Sobre esa noción de fundamentos inviolables de la persona se fundamenta el único régimen político moderno que puede ser llamado con verdad democracia, es decir, la democracia constitucional. La tradición constitucional parte de la idea básica de que es necesario garantizar los derechos fundamentales de los ciudadanos, para lo cual se ha de poner al poder político y social en condiciones jurídicas tales que le resulte imposible violarlos. El poder -cualquier poder- ha de ser por eso un poder limitado, sometido a unas restricciones constitucionales. La democracia no significa: "el poder absoluto al pueblo" (esto sería un absolutismo demagógico), sino más bien: "nadie puede tener un poder absoluto".
Con otras palabras: pertenece a la esencia misma del régimen democrático-constitucional la persuasión de que existen cosas que nadie puede hacer: ni un individuo, ni la mayoría, ni todos juntos. Por ejemplo: en la imposible hipótesis de que hubiese sido aprobada por un referéndum popular, la persecución de los hebreos por parte del régimen nazi no sólo no hubiera dejado de ser un execrable crimen contra la humanidad, sino que además habría cubierto de oprobio a la tan querida nación alemana. Por la misma razón, no basta con tener una ley constitucional: también la ex Unión Soviética tenía una constitución escrita, positiva, pero no era un régimen democrático-constitucional.
La voluntad de la mayoría
- ¿No basta entonces con la voluntad popular?
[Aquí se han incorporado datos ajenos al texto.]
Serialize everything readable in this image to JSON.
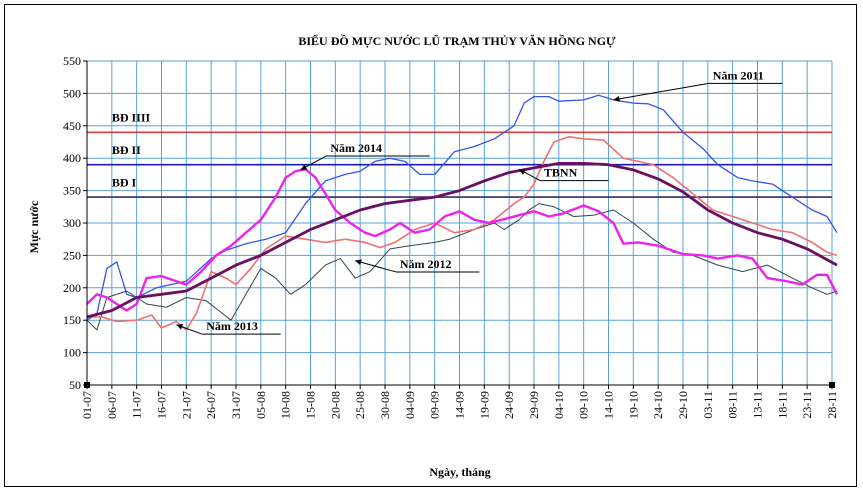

- No. Lo esencial de la democracia está más bien en que las leyes fundamentales del Estado reconozcan la existencia de una categoría de comportamientos que desempeñan en la política una función análoga a la desempeñada en la moral por los actos intrínsecamente malos, es decir, la categoría de "lo que nunca puede ser hecho", por ningún motivo y en ninguna circunstancia. En este sentido, es significativo que un filósofo de la política como Norberto Bobbio, hombre de indiscutido prestigio que se declara no creyente, haya sido en Italia contrario a la ley sobre el aborto, porque veía que el derecho a la vida ha sido históricamente el primer derecho protegido por la tradición constitucional moderna. Cualquier atentado contra la vida pertenece a la categoría de "lo que nunca puede ser hecho".
Por otra parte, Norberto Bobbio se indignaba al pensar que el respeto del principio "no matar" se estaba convirtiendo en patrimonio exclusivo de los católicos. Bobbio no entendía, y yo tampoco lo entiendo, que la creencia en los ideales del socialismo democrático pueda interpretarse como una patente de corso para privar de su vida a seres inocentes. También desde este punto de vista se puede comprender el importante servicio que la Iglesia presta a la sociedad cuando propone la idea cristiana de persona.